Bupati Biak Numfor Markus O. Mansnembra, S.H., M.M., saat meninjau langsung lokasi kebakaran Gedung Gereja GKI Silo Serbin di Kampung Serbin, Distrik Numfor Barat, Kamis (29/1/2026). (Foto: Humas Pemda)
banner 120x600

BIAK, Papuaterkini.com – Bupati Biak Numfor Markus O. Mansnembra, S.H., M.M. meninjau langsung lokasi kebakaran Gedung Gereja GKI Silo Serbin di Kampung Serbin, Distrik Numfor Barat, Kamis (29/1/2026).

Kunjungan tersebut dilakukan sebagai bentuk kepedulian pemerintah daerah terhadap musibah yang menimpa warga jemaat, sekaligus memastikan percepatan rencana renovasi gereja agar aktivitas ibadah dapat kembali normal.

Dalam kunjungannya, Bupati menyampaikan bahwa kehadiran pemerintah bertujuan untuk melihat secara langsung tingkat kerusakan bangunan gereja yang mengalami kebakaran beberapa waktu lalu.
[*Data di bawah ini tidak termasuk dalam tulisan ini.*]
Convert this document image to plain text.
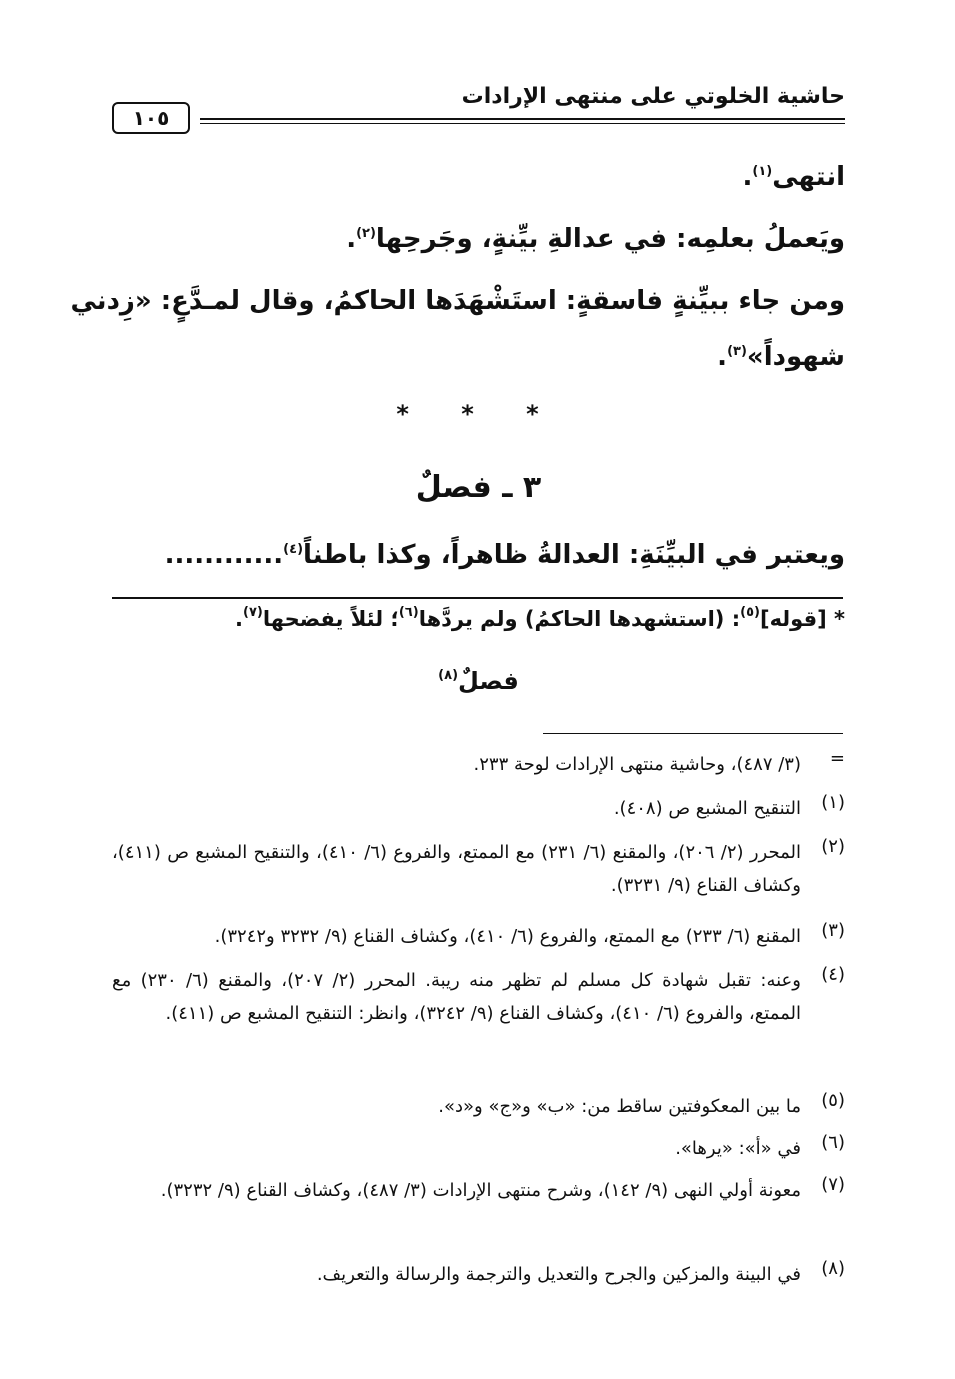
حاشية الخلوتي على منتهى الإرادات
١٠٥
انتهى$^{(١)}$.
ويَعملُ بعلمِه: في عدالةِ بيِّنةٍ، وجَرحِها$^{(٢)}$.
ومن جاء ببيِّنةٍ فاسقةٍ: استَشْهَدَها الحاكمُ، وقال لمـدَّعٍ: «زِدني
شهوداً»$^{(٣)}$.
* * *
٣ ـ فصلٌ
ويعتبر في البيِّنَةِ: العدالةُ ظاهراً، وكذا باطناً$^{(٤)}$............
* [قوله]$^{(٥)}$: (استشهدها الحاكمُ) ولم يردَّها$^{(٦)}$؛ لئلاً يفضحها$^{(٧)}$.
فصلٌ$^{(٨)}$
=
(٣/ ٤٨٧)، وحاشية منتهى الإرادات لوحة ٢٣٣.
(١)
التنقيح المشبع ص (٤٠٨).
(٢)
المحرر (٢/ ٢٠٦)، والمقنع (٦/ ٢٣١) مع الممتع، والفروع (٦/ ٤١٠)، والتنقيح المشبع ص (٤١١)، وكشاف القناع (٩/ ٣٢٣١).
(٣)
المقنع (٦/ ٢٣٣) مع الممتع، والفروع (٦/ ٤١٠)، وكشاف القناع (٩/ ٣٢٣٢ و٣٢٤٢).
(٤)
وعنه: تقبل شهادة كل مسلم لم تظهر منه ريبة. المحرر (٢/ ٢٠٧)، والمقنع (٦/ ٢٣٠) مع الممتع، والفروع (٦/ ٤١٠)، وكشاف القناع (٩/ ٣٢٤٢)، وانظر: التنقيح المشبع ص (٤١١).
(٥)
ما بين المعكوفتين ساقط من: «ب» و«ج» و«د».
(٦)
في «أ»: «يرها».
(٧)
معونة أولي النهى (٩/ ١٤٢)، وشرح منتهى الإرادات (٣/ ٤٨٧)، وكشاف القناع (٩/ ٣٢٣٢).
(٨)
في البينة والمزكين والجرح والتعديل والترجمة والرسالة والتعريف.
Akibat kejadian tersebut, warga jemaat hingga kini belum dapat melaksanakan ibadah di gedung gereja dan masih menggunakan tempat ibadah sementara.
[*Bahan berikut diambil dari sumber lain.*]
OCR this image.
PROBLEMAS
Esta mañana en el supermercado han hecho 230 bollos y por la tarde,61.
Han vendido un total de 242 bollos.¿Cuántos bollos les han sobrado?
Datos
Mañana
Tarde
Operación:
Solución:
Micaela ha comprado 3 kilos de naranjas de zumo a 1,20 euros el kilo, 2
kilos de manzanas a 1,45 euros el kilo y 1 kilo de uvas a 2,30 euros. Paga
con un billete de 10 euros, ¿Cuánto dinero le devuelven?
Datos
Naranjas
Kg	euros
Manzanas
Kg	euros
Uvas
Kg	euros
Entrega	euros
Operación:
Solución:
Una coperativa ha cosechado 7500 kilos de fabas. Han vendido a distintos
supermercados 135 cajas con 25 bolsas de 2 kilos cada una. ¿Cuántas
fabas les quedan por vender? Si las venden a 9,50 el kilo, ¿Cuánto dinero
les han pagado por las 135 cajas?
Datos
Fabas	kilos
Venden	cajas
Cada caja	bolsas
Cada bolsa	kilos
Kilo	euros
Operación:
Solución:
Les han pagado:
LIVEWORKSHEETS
“Saat ini kami berada di Gedung Gereja GKI Silo Serbin untuk melihat langsung kondisi bangunan yang mengalami kebakaran. Akibat peristiwa ini, warga jemaat belum bisa beribadah di gereja dan sementara menggunakan tempat ibadah darurat,” ujar Bupati.
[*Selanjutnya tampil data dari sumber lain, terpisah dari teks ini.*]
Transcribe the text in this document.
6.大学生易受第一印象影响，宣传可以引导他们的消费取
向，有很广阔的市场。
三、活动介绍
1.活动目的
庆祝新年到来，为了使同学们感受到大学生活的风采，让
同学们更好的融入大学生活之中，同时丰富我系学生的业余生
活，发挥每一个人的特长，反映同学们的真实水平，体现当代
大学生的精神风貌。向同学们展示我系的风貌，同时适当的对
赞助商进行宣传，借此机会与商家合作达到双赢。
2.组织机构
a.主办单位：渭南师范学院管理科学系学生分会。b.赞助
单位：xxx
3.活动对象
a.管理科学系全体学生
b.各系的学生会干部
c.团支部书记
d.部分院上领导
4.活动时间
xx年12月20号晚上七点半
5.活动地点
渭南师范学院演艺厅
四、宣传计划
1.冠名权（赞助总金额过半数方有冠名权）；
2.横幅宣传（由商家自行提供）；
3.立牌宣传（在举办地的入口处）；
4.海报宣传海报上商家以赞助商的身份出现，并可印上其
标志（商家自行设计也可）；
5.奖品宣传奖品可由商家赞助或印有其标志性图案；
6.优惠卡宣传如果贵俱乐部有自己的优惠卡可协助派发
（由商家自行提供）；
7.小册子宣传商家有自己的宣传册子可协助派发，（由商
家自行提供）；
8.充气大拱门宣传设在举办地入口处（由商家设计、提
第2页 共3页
Bupati Markus menjelaskan, tingkat kerusakan gedung gereja diperkirakan mencapai 60 hingga 70 persen, dengan kerusakan paling parah berada pada bagian atap bangunan. Oleh karena itu, Pemerintah Kabupaten Biak Numfor akan segera melakukan perencanaan teknis agar proses renovasi dapat dilakukan secepat mungkin sesuai kondisi lapangan.

“Kita akan segera melakukan perencanaan agar gedung gereja ini bisa direnovasi. Kami mohon dukungan dari seluruh warga jemaat dan masyarakat supaya pembangunan kembali rumah Tuhan ini dapat berjalan dengan baik, sehingga jemaat dapat kembali beribadah dengan nyaman,” tambahnya.

Selain itu, Bupati juga mengimbau masyarakat agar tidak saling menyalahkan pasca musibah kebakaran, melainkan mengedepankan semangat persatuan dan kebersamaan dalam membangun kembali sarana ibadah.

“Dengan adanya musibah ini, jangan ada saling tuduh. Mari kita bersama-sama membangun kembali rumah Tuhan ini,” tegasnya.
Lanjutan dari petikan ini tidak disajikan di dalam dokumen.